2.Palliative surgery
If the local infiltration of the cancer is serious or the metastasis is extensive and cannot be cured, in order to relieve the obstruction and reduce the patient’s pain, palliative resection is feasible by making limited resection of the intestinal segment with cancer, sewing up the distal rectum and taking the sigmoid colon for stoma (Hartma surgery). If this is not possible, only sigmoidostomy will be performed, especially in patients with intestinal obstruction.
(ii) Radiation therapy
Radiotherapy plays an important role in the treatment of rectal cancer. At present, it is believed that the survival period of preoperative radiotherapy followed by surgery is longer than that of surgery followed by radiotherapy for low to medium rectal cancer with late local staging.
(iii) Chemotherapy
For patients with postoperative pathological stage II and III of rectal cancer, postoperative chemotherapy is recommended, with a total chemotherapy duration of six months.
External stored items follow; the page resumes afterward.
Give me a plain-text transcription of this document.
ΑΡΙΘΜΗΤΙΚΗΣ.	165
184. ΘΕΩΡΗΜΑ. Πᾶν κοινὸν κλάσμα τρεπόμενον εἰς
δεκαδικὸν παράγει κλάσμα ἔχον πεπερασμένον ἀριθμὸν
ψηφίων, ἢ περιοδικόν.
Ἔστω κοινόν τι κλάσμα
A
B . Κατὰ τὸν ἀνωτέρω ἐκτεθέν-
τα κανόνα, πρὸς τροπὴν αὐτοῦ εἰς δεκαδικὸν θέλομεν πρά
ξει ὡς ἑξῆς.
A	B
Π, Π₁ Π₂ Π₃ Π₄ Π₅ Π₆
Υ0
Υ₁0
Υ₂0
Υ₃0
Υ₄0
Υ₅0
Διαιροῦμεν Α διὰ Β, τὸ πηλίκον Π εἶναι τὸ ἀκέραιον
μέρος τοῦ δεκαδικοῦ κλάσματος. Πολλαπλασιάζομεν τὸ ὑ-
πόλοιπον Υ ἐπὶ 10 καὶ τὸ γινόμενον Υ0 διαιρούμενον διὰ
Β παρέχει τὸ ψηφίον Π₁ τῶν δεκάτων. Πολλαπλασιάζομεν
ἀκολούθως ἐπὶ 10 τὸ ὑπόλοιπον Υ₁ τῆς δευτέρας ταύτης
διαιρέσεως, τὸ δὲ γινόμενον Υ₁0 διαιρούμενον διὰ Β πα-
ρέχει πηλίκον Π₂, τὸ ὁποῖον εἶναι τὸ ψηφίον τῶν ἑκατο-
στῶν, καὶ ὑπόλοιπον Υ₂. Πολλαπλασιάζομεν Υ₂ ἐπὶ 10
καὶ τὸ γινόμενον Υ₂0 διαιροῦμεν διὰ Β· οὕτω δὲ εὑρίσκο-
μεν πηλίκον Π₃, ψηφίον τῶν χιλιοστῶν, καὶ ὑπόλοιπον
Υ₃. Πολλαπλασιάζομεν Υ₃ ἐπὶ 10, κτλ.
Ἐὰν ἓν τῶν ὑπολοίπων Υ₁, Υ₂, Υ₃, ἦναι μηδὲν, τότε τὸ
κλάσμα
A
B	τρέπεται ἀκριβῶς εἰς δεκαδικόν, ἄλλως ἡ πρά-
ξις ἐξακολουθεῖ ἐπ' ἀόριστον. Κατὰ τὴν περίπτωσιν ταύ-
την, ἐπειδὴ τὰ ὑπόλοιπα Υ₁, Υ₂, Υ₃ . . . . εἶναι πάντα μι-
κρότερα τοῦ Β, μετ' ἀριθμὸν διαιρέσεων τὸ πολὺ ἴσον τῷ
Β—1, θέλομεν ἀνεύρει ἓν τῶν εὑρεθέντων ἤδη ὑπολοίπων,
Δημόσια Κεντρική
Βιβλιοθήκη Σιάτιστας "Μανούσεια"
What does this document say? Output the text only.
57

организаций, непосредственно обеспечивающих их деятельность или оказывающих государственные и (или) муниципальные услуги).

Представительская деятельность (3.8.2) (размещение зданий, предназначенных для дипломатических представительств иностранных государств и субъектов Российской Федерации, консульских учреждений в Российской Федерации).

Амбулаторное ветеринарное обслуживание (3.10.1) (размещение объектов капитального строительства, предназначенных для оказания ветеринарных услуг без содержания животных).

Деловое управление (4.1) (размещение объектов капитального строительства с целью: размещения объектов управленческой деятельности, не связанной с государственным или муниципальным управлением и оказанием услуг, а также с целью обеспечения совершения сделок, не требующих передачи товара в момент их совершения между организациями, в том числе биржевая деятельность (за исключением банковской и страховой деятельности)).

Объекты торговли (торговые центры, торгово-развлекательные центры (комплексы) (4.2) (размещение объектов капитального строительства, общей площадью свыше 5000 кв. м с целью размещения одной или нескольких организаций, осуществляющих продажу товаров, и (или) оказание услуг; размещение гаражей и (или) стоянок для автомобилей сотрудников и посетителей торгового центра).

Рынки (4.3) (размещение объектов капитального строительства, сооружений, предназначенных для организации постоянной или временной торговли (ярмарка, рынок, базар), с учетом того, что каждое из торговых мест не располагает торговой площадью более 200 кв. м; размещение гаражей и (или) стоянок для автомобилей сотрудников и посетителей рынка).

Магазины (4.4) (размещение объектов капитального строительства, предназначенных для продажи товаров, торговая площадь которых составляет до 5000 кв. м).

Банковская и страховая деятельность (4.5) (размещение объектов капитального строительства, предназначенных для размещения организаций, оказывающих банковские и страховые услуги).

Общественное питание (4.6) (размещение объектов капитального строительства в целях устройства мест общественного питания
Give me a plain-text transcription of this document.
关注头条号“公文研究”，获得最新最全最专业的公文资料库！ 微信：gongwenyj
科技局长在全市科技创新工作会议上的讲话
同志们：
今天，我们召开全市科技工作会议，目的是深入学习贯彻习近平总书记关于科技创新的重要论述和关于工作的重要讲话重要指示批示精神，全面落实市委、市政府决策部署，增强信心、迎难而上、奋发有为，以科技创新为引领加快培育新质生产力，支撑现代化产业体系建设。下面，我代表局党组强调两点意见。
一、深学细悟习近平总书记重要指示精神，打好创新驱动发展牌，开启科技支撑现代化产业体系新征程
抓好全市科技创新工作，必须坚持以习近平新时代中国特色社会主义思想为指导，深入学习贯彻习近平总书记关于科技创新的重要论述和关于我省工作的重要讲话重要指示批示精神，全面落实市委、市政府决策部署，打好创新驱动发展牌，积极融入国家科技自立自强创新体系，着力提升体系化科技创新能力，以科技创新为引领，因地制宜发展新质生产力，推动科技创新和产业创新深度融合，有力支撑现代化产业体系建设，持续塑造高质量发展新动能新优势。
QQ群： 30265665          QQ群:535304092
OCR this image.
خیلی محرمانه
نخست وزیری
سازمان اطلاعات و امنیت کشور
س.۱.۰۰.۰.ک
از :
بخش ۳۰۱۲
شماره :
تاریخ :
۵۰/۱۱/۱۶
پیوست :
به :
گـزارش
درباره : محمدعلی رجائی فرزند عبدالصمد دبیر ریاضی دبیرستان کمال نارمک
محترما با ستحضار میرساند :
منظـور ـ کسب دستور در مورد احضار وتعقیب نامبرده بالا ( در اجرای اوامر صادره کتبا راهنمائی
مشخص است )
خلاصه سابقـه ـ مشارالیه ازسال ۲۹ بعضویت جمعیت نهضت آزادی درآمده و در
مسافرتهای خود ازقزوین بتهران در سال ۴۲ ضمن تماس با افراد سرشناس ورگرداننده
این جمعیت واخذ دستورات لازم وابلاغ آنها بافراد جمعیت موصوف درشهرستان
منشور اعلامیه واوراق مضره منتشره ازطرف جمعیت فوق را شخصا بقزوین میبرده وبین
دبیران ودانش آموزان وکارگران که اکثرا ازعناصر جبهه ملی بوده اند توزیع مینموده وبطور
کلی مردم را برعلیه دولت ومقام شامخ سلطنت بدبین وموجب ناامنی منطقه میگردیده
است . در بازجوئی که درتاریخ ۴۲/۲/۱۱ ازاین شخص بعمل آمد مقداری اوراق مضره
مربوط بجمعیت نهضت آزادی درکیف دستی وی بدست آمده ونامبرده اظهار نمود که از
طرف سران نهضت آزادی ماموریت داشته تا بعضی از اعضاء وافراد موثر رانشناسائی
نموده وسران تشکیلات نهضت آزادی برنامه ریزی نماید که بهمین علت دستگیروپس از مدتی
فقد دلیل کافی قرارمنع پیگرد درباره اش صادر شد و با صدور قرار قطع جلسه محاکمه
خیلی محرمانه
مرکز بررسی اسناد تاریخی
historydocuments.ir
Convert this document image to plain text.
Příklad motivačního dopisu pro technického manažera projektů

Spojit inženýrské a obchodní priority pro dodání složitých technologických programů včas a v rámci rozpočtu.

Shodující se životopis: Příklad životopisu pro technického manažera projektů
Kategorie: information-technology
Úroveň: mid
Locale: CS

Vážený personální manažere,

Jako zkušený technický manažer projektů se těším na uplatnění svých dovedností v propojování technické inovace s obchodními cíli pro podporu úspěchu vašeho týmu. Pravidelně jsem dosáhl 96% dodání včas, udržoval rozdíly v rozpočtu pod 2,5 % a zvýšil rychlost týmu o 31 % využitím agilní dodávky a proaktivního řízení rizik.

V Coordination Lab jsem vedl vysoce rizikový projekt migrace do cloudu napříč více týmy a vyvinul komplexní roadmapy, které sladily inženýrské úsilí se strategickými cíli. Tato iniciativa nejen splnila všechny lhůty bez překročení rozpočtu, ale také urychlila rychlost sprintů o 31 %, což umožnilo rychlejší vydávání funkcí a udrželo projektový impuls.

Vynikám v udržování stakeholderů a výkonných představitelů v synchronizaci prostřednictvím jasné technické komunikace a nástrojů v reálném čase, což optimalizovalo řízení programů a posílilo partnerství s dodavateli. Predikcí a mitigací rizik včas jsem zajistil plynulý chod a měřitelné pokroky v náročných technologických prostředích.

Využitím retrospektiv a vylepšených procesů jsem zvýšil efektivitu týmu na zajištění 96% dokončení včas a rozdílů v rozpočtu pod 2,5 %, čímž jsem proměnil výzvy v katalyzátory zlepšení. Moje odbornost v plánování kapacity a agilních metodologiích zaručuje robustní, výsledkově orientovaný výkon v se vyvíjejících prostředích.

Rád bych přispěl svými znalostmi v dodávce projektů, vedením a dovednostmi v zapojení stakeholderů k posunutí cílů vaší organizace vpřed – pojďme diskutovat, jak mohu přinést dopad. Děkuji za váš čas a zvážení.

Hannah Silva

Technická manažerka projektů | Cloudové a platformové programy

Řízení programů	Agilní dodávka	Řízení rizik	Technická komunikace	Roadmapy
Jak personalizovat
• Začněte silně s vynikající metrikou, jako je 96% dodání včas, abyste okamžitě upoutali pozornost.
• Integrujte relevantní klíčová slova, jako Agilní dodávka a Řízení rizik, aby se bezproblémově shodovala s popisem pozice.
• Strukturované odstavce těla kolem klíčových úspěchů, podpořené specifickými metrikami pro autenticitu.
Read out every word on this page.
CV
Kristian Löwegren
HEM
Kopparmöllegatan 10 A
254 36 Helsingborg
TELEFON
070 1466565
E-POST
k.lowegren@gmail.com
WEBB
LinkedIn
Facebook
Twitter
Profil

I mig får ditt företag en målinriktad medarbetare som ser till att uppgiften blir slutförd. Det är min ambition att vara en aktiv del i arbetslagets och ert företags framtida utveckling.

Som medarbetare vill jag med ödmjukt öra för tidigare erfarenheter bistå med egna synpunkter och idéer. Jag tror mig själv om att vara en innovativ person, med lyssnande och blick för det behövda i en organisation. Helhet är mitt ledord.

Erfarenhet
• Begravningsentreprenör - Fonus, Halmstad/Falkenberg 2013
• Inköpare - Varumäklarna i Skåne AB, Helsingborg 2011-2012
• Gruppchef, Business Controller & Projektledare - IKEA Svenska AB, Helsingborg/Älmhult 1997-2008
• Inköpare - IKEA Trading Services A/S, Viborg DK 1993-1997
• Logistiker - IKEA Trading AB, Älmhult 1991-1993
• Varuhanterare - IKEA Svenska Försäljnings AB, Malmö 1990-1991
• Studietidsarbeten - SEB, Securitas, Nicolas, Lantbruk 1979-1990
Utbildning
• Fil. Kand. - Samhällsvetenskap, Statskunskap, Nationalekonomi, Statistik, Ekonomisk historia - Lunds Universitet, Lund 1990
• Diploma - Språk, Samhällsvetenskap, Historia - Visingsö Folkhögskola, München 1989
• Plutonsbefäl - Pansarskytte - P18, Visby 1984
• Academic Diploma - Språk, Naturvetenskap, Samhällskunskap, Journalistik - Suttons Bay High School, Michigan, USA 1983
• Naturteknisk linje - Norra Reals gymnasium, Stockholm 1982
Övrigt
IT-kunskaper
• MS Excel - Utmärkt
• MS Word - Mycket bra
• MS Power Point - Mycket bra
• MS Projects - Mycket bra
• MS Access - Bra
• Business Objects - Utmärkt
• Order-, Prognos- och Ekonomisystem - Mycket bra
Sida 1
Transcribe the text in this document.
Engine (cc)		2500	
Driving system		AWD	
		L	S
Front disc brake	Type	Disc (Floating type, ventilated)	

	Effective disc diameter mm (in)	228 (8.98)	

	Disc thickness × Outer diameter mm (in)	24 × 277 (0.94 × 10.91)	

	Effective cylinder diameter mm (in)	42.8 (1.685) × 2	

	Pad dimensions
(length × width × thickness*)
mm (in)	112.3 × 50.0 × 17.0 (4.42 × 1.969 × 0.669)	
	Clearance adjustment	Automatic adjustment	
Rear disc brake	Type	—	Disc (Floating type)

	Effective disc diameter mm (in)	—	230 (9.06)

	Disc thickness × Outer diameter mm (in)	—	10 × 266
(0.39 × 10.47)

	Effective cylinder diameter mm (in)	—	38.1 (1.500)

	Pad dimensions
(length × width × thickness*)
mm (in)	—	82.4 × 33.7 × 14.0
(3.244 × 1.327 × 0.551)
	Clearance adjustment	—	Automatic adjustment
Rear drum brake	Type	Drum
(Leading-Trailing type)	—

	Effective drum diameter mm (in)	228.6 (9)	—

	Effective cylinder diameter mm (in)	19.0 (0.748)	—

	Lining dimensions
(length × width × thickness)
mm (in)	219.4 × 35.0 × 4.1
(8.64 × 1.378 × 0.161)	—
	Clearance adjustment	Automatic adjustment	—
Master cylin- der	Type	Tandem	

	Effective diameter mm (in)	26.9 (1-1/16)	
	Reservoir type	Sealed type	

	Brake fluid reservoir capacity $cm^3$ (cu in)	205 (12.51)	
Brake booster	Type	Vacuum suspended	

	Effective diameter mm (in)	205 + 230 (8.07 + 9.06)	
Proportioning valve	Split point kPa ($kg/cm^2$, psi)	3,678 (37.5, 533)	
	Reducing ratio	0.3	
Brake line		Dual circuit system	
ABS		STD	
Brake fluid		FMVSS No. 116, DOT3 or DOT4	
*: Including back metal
(IV) Treatment for patients with metastasis and recurrence
1.Treatment of local recurrence
If the local recurrence lesion is limited in scope and there is no recurrence or metastasis in other sites, surgical exploration can be performed for resection. For patients who have not undergone pelvic radiotherapy, the recurrent lesions in the pelvis can be treated with radiation therapy, which can temporarily relieve the pain symptoms.
2.Treatment of liver metastasis
In recent years, many studies have confirmed that the effect of surgical resection of liver metastases from rectal cancer is not as pessimistic as originally imagined. If liver metastases occur in rectal cancer patients, whether they exist at the same time with the primary foci or occur only after the primary foci are removed, the survival rate can be improved if the liver metastases can be completely removed. For a single metastasis, liver segment or wedge resection is feasible. In case of multiple liver metastases that cannot be surgically removed, systemic chemotherapy can be used first to shrink the tumor to the extent that it can be surgically removed before resection, which can achieve the same effect. For some patients, even intense chemotherapy cannot shrink the liver metastases to the extent that they can be surgically resected, palliative chemotherapy is administered.
Systemic chemotherapy is used for patients who have no chance of surgical resection. If there is pain and bleeding obstruction due to the metastatic site, appropriate palliative measures such as radiotherapy, pain medication, and fistula are used.